In everyday text it is possible to make decisions based on the context (e.g., it is rare to have a capital letter in a word after a lowercase one) or using dictionaries. But in form processing and automatic data-entry applications, characters are usually processed field-by-field. Sometimes it is possible to utilize a custom dictionary (word list) to help the OCR process, as in the case of country names, states, or cities (see Improving accuracy with the checking module in the Tutorial for more information on user defined dictionaries). However, for the recognition of numerals, artificial identifiers, dates, addresses, etc., the structure of the data must be described rather than enumerating all possibilities.

A regular expression (also called a mask or a pattern) describes a field by specifying each of its characters as being a member of a class or a set of characters.
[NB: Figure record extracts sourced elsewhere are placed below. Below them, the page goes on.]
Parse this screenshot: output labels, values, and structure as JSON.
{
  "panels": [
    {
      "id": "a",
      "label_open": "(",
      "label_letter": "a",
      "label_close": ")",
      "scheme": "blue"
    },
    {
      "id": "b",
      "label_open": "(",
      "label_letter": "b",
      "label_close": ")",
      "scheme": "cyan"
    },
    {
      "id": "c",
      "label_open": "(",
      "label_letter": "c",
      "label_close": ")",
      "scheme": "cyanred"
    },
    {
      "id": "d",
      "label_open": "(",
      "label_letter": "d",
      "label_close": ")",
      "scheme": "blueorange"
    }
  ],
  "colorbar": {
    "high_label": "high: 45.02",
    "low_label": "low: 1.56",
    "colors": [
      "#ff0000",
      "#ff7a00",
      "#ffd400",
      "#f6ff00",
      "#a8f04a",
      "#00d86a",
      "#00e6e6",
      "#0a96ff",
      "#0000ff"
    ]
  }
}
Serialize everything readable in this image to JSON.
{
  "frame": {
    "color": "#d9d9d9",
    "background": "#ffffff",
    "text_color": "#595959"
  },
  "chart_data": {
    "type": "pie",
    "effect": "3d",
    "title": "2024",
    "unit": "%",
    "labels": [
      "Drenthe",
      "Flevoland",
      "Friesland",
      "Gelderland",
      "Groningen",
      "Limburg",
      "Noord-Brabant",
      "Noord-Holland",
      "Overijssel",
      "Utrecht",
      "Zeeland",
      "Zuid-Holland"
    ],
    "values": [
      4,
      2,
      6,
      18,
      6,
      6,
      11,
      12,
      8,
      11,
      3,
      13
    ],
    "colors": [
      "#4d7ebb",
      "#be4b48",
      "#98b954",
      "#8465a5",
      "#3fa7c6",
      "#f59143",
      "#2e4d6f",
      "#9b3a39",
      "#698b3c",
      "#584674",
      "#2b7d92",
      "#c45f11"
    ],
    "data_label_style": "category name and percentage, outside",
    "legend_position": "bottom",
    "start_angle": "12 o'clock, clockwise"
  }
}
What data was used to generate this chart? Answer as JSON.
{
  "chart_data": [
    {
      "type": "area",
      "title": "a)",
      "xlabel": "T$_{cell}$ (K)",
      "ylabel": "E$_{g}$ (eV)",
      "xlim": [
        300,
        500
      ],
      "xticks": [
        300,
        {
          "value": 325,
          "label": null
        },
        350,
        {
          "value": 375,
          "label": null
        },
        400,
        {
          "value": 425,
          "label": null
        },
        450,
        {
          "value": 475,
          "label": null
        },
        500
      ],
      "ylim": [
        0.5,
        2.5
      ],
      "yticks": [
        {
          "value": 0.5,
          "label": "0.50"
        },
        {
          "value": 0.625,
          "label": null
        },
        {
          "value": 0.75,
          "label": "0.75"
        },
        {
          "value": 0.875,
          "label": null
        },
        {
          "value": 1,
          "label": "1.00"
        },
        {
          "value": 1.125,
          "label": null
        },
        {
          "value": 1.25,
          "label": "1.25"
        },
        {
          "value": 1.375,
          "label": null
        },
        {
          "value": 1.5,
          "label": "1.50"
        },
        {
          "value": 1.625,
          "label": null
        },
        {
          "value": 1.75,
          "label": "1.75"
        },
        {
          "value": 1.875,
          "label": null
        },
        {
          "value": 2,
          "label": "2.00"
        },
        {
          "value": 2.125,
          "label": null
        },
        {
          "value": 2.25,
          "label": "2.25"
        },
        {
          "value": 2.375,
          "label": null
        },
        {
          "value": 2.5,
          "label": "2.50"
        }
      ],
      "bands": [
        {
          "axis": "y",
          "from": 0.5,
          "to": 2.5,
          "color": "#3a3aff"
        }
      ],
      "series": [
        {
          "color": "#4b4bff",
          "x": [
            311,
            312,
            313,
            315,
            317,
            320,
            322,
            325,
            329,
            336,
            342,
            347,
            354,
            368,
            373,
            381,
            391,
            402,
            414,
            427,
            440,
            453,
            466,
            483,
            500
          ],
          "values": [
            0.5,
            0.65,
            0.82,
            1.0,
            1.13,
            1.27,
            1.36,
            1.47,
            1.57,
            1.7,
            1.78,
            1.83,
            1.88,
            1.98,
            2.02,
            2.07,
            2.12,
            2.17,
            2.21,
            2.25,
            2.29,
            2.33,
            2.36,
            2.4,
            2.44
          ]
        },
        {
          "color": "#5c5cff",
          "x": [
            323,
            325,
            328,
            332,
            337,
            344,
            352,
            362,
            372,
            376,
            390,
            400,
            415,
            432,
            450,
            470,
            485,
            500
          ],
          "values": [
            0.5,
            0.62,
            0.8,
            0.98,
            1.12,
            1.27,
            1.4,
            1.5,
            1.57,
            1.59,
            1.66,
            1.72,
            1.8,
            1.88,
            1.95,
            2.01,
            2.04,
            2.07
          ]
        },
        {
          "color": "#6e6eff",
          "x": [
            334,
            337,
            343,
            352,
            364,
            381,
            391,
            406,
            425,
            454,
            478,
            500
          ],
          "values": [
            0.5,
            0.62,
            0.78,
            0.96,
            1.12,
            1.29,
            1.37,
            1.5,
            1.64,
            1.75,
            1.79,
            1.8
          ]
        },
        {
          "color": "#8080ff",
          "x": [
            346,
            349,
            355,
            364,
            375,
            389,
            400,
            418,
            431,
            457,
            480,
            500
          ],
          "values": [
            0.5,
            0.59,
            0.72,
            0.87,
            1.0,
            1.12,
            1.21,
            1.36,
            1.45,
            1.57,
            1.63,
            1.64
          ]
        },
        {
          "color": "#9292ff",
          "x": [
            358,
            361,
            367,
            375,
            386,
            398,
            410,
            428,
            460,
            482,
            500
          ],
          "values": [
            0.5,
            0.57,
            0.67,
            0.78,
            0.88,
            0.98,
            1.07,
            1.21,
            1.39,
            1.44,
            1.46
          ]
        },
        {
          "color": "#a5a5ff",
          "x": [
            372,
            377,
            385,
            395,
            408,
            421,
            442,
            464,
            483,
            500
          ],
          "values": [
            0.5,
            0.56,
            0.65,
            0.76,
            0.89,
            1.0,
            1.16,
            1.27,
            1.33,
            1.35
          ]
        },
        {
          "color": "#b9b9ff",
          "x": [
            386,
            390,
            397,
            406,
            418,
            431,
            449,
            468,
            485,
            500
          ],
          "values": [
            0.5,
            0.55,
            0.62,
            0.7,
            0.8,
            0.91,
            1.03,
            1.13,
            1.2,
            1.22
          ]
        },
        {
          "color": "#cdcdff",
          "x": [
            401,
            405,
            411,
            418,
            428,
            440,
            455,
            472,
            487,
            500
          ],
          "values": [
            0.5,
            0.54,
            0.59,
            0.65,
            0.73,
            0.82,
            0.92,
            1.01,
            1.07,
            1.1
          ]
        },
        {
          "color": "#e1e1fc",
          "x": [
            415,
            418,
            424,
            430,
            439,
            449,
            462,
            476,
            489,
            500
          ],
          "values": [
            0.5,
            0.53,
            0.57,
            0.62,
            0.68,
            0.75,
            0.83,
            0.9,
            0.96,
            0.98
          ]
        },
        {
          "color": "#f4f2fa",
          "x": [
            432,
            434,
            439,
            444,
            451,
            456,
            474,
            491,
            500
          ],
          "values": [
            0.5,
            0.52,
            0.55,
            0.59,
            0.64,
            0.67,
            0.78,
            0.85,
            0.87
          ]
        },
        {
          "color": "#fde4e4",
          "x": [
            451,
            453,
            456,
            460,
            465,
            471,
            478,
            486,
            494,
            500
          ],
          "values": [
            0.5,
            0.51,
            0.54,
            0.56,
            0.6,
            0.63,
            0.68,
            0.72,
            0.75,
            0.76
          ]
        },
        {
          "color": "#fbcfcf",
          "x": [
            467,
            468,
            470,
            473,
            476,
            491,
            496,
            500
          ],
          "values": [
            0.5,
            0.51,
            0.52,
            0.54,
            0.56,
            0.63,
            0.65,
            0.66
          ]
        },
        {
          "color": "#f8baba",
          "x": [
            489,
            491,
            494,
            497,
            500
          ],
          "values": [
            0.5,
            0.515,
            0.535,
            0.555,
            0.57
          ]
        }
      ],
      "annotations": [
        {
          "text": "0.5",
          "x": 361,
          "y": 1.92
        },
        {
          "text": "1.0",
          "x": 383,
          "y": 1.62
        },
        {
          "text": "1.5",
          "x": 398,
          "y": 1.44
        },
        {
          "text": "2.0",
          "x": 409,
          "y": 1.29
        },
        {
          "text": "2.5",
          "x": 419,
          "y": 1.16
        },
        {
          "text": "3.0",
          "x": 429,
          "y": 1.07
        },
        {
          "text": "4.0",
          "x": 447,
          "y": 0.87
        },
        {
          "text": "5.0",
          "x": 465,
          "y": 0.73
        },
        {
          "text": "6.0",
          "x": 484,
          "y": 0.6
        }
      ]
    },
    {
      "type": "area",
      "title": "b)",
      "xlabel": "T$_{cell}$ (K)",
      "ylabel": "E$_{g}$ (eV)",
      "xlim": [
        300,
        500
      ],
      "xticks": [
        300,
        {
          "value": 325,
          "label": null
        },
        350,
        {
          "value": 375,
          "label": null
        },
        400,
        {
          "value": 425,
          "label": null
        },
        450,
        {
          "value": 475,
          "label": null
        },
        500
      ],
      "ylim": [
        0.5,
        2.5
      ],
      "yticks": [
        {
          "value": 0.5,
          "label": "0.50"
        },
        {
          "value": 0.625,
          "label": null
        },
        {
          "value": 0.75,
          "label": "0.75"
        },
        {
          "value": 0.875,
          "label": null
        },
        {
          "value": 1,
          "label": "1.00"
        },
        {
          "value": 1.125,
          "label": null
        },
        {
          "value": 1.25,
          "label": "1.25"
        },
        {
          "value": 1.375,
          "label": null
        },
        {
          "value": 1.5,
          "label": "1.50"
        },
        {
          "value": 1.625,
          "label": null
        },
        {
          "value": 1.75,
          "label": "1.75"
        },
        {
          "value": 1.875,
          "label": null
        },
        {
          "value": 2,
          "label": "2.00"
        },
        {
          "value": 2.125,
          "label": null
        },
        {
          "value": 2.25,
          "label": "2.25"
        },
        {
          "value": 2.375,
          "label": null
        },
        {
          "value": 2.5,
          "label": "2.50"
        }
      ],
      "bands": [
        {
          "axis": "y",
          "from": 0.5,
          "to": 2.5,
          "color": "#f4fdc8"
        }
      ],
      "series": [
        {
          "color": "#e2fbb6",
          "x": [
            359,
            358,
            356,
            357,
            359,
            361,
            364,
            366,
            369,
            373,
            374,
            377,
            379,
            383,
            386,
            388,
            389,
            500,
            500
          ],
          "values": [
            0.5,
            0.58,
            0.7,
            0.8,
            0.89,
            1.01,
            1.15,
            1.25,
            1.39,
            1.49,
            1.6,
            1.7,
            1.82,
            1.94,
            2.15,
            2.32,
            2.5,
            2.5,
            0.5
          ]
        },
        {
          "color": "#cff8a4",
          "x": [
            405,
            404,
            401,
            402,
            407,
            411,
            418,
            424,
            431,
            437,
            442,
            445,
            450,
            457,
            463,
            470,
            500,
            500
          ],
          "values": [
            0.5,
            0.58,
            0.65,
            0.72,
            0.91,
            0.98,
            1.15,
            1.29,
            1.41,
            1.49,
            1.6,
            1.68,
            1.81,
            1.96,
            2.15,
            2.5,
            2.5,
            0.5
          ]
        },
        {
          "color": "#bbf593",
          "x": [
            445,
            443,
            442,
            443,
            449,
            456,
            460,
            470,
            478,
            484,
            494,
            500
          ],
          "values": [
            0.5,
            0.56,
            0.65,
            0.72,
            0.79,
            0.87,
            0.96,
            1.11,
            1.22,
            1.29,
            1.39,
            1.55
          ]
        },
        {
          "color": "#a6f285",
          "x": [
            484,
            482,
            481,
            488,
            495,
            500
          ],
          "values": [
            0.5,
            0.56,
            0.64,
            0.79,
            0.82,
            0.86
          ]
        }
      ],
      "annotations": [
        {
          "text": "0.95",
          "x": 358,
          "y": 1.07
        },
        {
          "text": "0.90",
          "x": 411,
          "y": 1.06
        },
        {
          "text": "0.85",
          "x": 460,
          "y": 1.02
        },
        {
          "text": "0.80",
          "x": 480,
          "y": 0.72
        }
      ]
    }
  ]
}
For example, you are scanning diskette labels to recognize the serial numbers printed on them, and the serial numbers are in the following format:

S/N RN40I123456

The serial numbers start with a fixed string of characters and a space ("S/N ") followed by two capital letters, two digits, another capital letter, and then 6 digits. Though the S/N itself is not part of the data we want to capture, including it in our mask builds confidence in the recognition result. We can describe the zone with the following regular expression:

S/N *[A-Z][A-Z][0-9][0-9][A-Z][0-9]{6}

It starts with explicitly defining the fixed S/N characters; then come the space and a multiplier after it, an asterisk. Since we know that the serial number itself can be somewhat closer to or farther from the S/N characters, we expect that the OCR may find two or more spaces between them. So we state in our regular expression that any number of spaces can be there, including no space at all. Then we follow with the first two capitals of the individual serial number. Here we use two identical character classes or sets, enclosed in brackets. Within the brackets we can explicitly enumerate the characters the set contains, as in [RSTFC], or ranges can be used as in the example above. Ranges are inclusive, that is both of their limit characters are included in the set. It is also possible to mix these two methods, defining some characters explicitly and others by ranges, as in [RSTFC0-9] which defines a character to be any of the capitals listed or any digit. In the above example we use similar character classes to define the other elements of the serial number. The last construct, [0-9]{6} uses another kind of multiplier as shorthand for repeating the same set six times.